ABSTRACT:  This article exposes methodological barriers we encountered in a small research project on women trafficked for the purpose of sexual exploitation and our attempts, drawing on feminist and emergent methods, to resolve them. It critically assesses the role of institutional gatekeepers and the practical challenges faced in obtaining data directly from trafficking victims. Such difficulties, it suggests, spring at least in part from lingering disagreements within the feminist academic, legal, and advocacy communities regarding the nature, extent and definition of trafficking. They also reveal concerns from policy makers and practitioners over the relevance and utility of academic research. While feminist researchers have focused on building trust with vulnerable research participants, there has been far less discussion about how to persuade institutional elites to cooperate. Our experiences in this project, we suggest, reveal limitations in the emphasis on reflexivity in feminist methods, and point to the need for more strategic engagement with policy-makers about the utility of academic research in general.

Finally, it is always great to read an article which delves deeply into a “research failure” and derives important questions and ideas from a seeming defeat.  Grad students, take note!

via Researching Trafficked Women: On Institutional Resistance and the Limits to Feminist Reflexivity by Michelle Dempsey, Mary Bosworth, Carolyn Hoyle :: SSRN.

Dempsey, Michelle Madden , Bosworth, Mary and Hoyle, Carolyn, Researching Trafficked Women: On Institutional Resistance and the Limits to Feminist Reflexivity (November 1, 2011). Qualitative Inquiry, Vol. 17, p. 769, 2011; Villanova Law/Public Policy Research Paper No. 2011-21. Available at SSRN: http://ssrn.com/abstract=1961745 (yorku subscription link here)

CFP Methodologies: InterUni Grad Legal Studies Conference at Cornell (deadline Jan 6)

Cornell Graduate Legal Studies has this CFP “Changing Faces in Legal Thinking: Revisiting Legal Methodologies” up, looks so interesting. Deadline on CFP is Jan 6.

One of the most fun discussions in any viva/dissertation defence is always the one about methodological choices.  I learnt that trick from my mentor Toni Williams, now at Kent.  It produces a very rich discussion with form and substance intertwining – every time.  Also, Cornell = Ithaca = Moosewood Restaurant (which is on the list of things which keep coming up this week, strangely).

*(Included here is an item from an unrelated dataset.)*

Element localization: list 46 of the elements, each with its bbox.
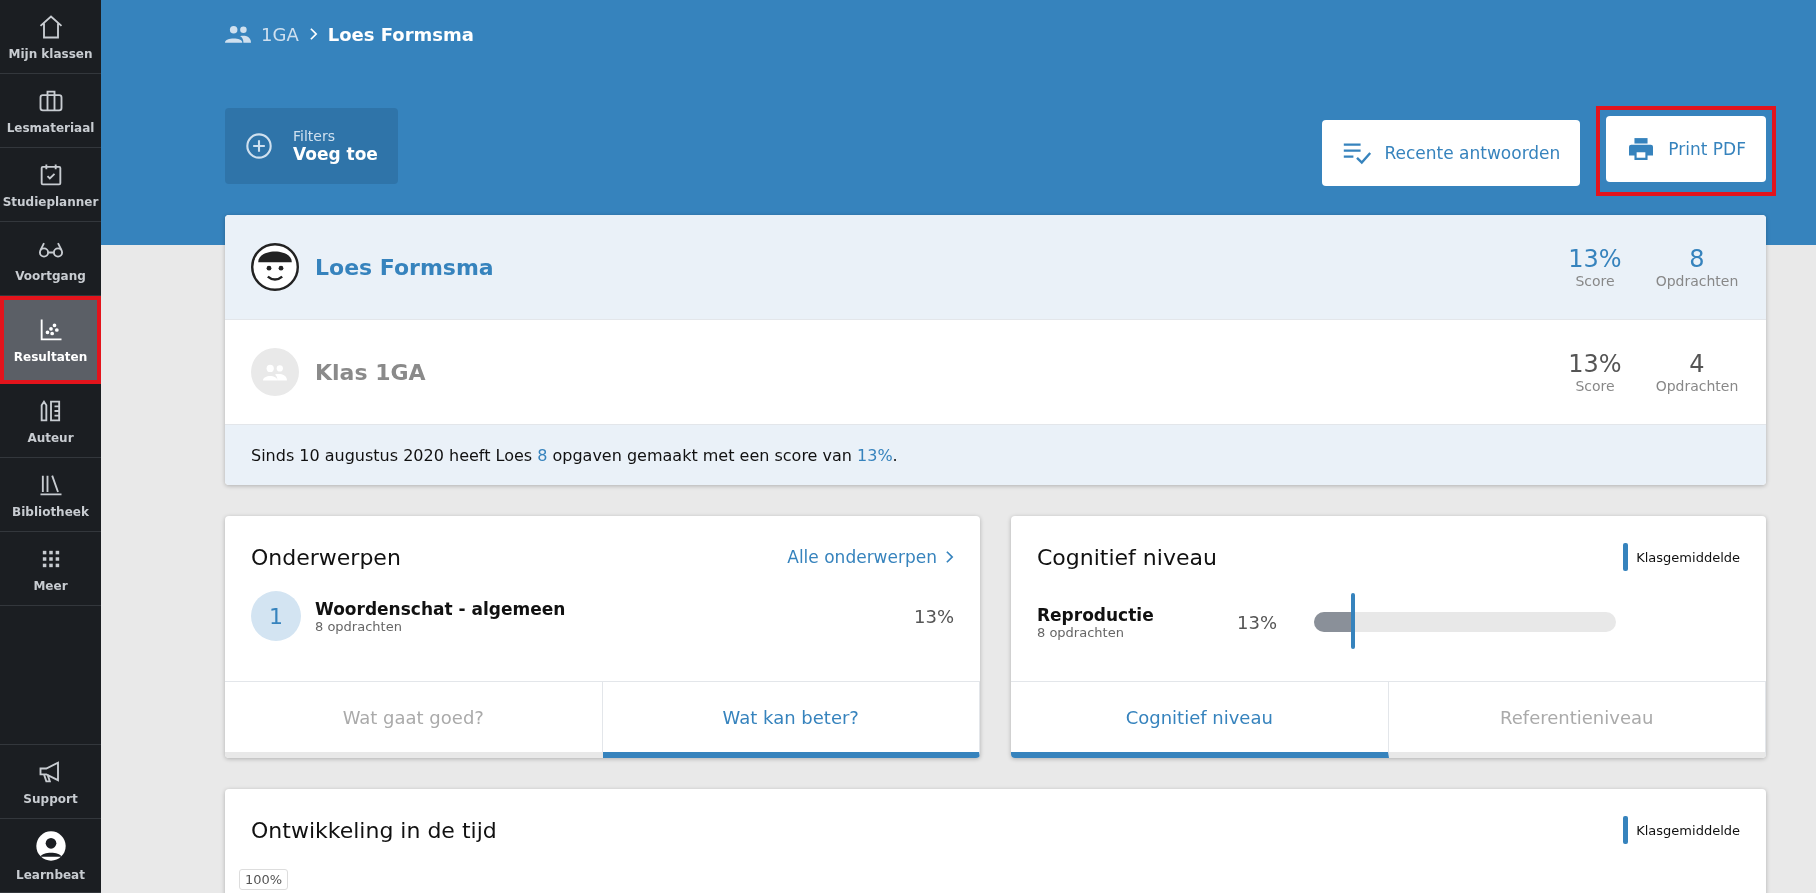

Legal scholarship has benefited from this methodological richness. This conference aims to further a more refined and sophisticated understanding of the use of interdisciplinary methodological tools. We can now critically reflect on the limitations, shortcomings, and challenges of employing interdisciplinary methodologies in the analysis of law. To that end, this conference hopes to stimulate a discussion that will reevaluate and refine our methodological techniques, addressing questions such as are there certain research methods that are privileged, and if so why? What sources do we rely on for our data? Are there sources and voices that are being excluded? How do our methods impact on and shape our research agendas?
We seek papers that combine substantive legal scholarship with a clear use of methodological tools. To be clear, we are not exclusively seeking papers that directly or explicitly analyze methodology, but we expect authors to be able to explain the methodological approach used in their papers, critically reflect on the choices made, and elaborate on how such methodological commitments have influenced some of the substantive points made.